Because of that, then we also
concluded that the atypical D1 forms branched out before the most recent common
ancestor of Cyanobacteria, including the so-called microaerobic forms.
I do think that a post-GOE
ancestor of cyanobacteria is likely an artefact resulting from an overestimation
of the rates of evolution, and I think there are a number of reasons for this. It
turns out however that D1 and D2 are very susceptible to that because they are
so slowly evolving. That is why we focused on the concept of delta-T instead.
We did not focus on trying to
figure out if cyanobacteria occurred after or before the GOE, but on the span
of time between the duplication leading to D1 and D2, and standard PSII. We
concluded therefore that regardless of the exact timing for the MRCA of
cyanobacteria, delta-T will always be very large (1.0 billion years).
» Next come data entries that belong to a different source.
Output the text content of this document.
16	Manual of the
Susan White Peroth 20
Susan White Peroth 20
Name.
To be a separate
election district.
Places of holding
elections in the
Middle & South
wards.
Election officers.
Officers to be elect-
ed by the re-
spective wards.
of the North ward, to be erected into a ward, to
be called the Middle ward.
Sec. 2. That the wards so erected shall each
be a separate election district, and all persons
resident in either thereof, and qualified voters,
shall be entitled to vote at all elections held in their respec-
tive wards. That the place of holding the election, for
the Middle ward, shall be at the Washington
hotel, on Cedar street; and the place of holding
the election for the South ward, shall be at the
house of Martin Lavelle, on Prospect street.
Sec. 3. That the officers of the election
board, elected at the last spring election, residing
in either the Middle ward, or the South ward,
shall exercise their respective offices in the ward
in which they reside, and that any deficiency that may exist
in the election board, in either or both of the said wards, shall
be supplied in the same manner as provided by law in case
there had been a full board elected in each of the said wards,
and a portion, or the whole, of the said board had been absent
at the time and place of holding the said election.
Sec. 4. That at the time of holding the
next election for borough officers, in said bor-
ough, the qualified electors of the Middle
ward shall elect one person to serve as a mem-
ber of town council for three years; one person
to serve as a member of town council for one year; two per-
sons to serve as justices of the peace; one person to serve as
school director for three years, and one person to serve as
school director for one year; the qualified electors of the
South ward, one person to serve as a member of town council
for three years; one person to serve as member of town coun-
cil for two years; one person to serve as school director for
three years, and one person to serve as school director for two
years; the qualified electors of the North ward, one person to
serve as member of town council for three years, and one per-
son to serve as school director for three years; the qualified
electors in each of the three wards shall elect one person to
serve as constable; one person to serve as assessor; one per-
We also found out that if
delta-T is made to be smaller, the rates of evolution will increase beyond what
is likely for these type of proteins, and quickly enough beyond what is
possible for any kind of protein.
So if the MRCA of cyanobacteria is found to be 2.5 Ga old, I think it would be reasonable to assume that the duplication leading to D1 and D2 occurred about 3.5 Ga... see what I mean?
In any case, I think that most
of the diversity of oxygenic phototrophs that have ever existed actually
predated the MRCA of cyanobacteria. That does not mean that such diversity had
to be abundant or globally distributed though.
Or being present only in environments where they can compete
with relatively ineffective D1s?
I'm not saying I think these necessarily happened. It just
leaves me with the feeling that we are missing something really big and
important in our assumptions.
I agree. Think about this:
There are three gene duplication
events that are exclusive to oxygenic photosynthesis. D1 and D2, the core of
PSII. CP43 and CP47, the core antenna of PSII. And PsaA and PsaB, the core of Photosystem
I.
All cyanobacteria today have a
form of oxygenic photosynthesis that have remained basically unchanged from Gloeobacter to avocados. In fact, most
of the sequence change in the evolution of Photosystem II and Photosystem I
that has ever occurred in the history of life, happened before the MRCA of
cyanobacteria. From the moment those key duplications occurred countless forms
of oxygenic phototrophic bacteria should have appeared spanning all of those
changes that are not accounted for in the known diversity. And given that these enzymes are some of the slowest evolving enzymes
we know of, the roots of oxygenic photosynthesis are likely placed deep in
time... early Archean deep. We are oblivious to such huge diversity. By the time cyanobacteria enters
the scene, when Gloeobacter split
from the rest, oxygenic photosynthesis had already reached a pretty
sophisticated stage.
So yeah, we are missing so much,
in fact, we’re probably missing most of it.